The findings will drive future research studies of gamma-ray bursts and encourage researchers to establish simulations of gamma-ray burst jet structures.
” For a long period of time, we have thought about jets as being formed like ice cream cones,” states Alexander van der Horst, associate teacher of physics at GW and research study co-author. “However, some gamma-ray bursts in current years, and in particular the work provided here, reveal that we need more complex models and in-depth computer simulations of gamma-ray burst jets.”
The research study, “A structured jet describes the severe GRB 221009A,” was released in the journal Science Advances.
For more on this study:
When astronomers discovered the gamma-ray burst known as GRB 221009A on October 9, 2022, they called it the BOAT, or the brightest-of-all-time.
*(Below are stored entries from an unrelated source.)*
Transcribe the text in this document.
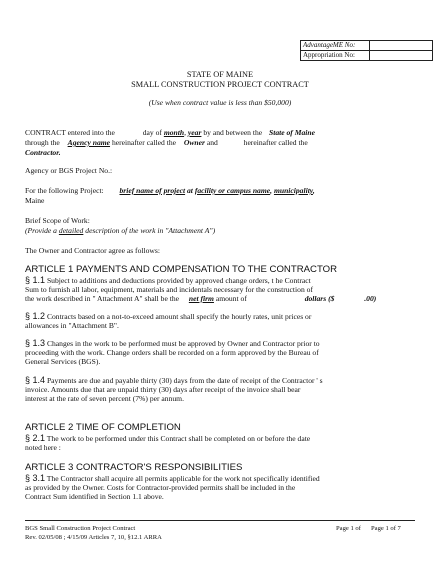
AdvantageME No:	
Appropriation No:	
STATE OF MAINE
SMALL CONSTRUCTION PROJECT CONTRACT
(Use when contract value is less than $50,000)
CONTRACT entered into the	day of month, year by and between the State of Maine
through the Agency name hereinafter called the Owner and	hereinafter called the
Contractor.
Agency or BGS Project No.:
For the following Project: brief name of project at facility or campus name, municipality,
Maine
Brief Scope of Work:
(Provide a detailed description of the work in "Attachment A")
The Owner and Contractor agree as follows:
ARTICLE 1 PAYMENTS AND COMPENSATION TO THE CONTRACTOR
§ 1.1 Subject to additions and deductions provided by approved change orders, t he Contract
Sum to furnish all labor, equipment, materials and incidentals necessary for the construction of
the work described in " Attachment A" shall be the net firm amount of	dollars ($	.00)
§ 1.2 Contracts based on a not-to-exceed amount shall specify the hourly rates, unit prices or
allowances in "Attachment B".
§ 1.3 Changes in the work to be performed must be approved by Owner and Contractor prior to
proceeding with the work. Change orders shall be recorded on a form approved by the Bureau of
General Services (BGS).
§ 1.4 Payments are due and payable thirty (30) days from the date of receipt of the Contractor ' s
invoice. Amounts due that are unpaid thirty (30) days after receipt of the invoice shall bear
interest at the rate of seven percent (7%) per annum.
ARTICLE 2 TIME OF COMPLETION
§ 2.1 The work to be performed under this Contract shall be completed on or before the date
noted here :
ARTICLE 3 CONTRACTOR'S RESPONSIBILITIES
§ 3.1 The Contractor shall acquire all permits applicable for the work not specifically identified
as provided by the Owner. Costs for Contractor-provided permits shall be included in the
Contract Sum identified in Section 1.1 above.
BGS Small Construction Project Contract
Rev. 02/05/08 ; 4/15/09 Articles 7, 10, §12.1 ARRA
Page 1 of Page 1 of 7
Now, months after its initial burst, researchers studying GRB 221009A explain an uncommon structure to the jet of product expelled during the surge that may describe GRB 221009As extreme nature and why its afterglow remained noticeable for so long after the event.” GRB 221009A represents an enormous action forward in our understanding of gamma-ray bursts, and shows that the most extreme explosions do not follow the standard physics presumed for garden variety gamma-ray bursts,” Brendan OConnor, GW graduate student and lead study author, says. “GRB 221009A may be the comparable Rosetta stone of long GRBs, forcing us to modify our standard theories of how relativistic outflows are formed in collapsing massive stars.”
Reference: “A structured jet describes the extreme GRB 221009A” by Brendan OConnor, Eleonora Troja, Geoffrey Ryan, Paz Beniamini, Hendrik van Eerten, Jonathan Granot, Simone Dichiara, Roberto Ricci, Vladimir Lipunov, James H. Gillanders, Ramandeep Gill, Michael Moss, Shreya Anand, Igor Andreoni, Rosa L. Becerra, David A. H. Buckley, Nathaniel R. Butler, Stephen B. Cenko, Aristarkh Chasovnikov, Joseph Durbak, Carlos Francile, Erica Hammerstein, Alexander J. van der Horst, Mansi M. Kasliwal, Chryssa Kouveliotou, Alexander S. Kutyrev, William H. Lee, Gokul P. Srinivasaragavan, Vladislav Topolev, Alan M. Watson, Yuhan Yang and Kirill Zhirkov, 7 June 2023, Science Advances.DOI: 10.1126/ sciadv.adi1405.
In addition to OConnor and van der Horst, numerous other GW scientists contributed to this study and others associated to GRB 221009A, consisting of physics college student Michael Moss, Professor Chryssa Kouveliotou, Associate Professor Sylvain Guiriec, and Research Faculty George Younes, Jonathan Granot and Paz Beniamini.” Scientists from the University of Rome also contributed to this study, which was funded by NASA, European Research Council, and Smithsonian Astrophysical Observatory.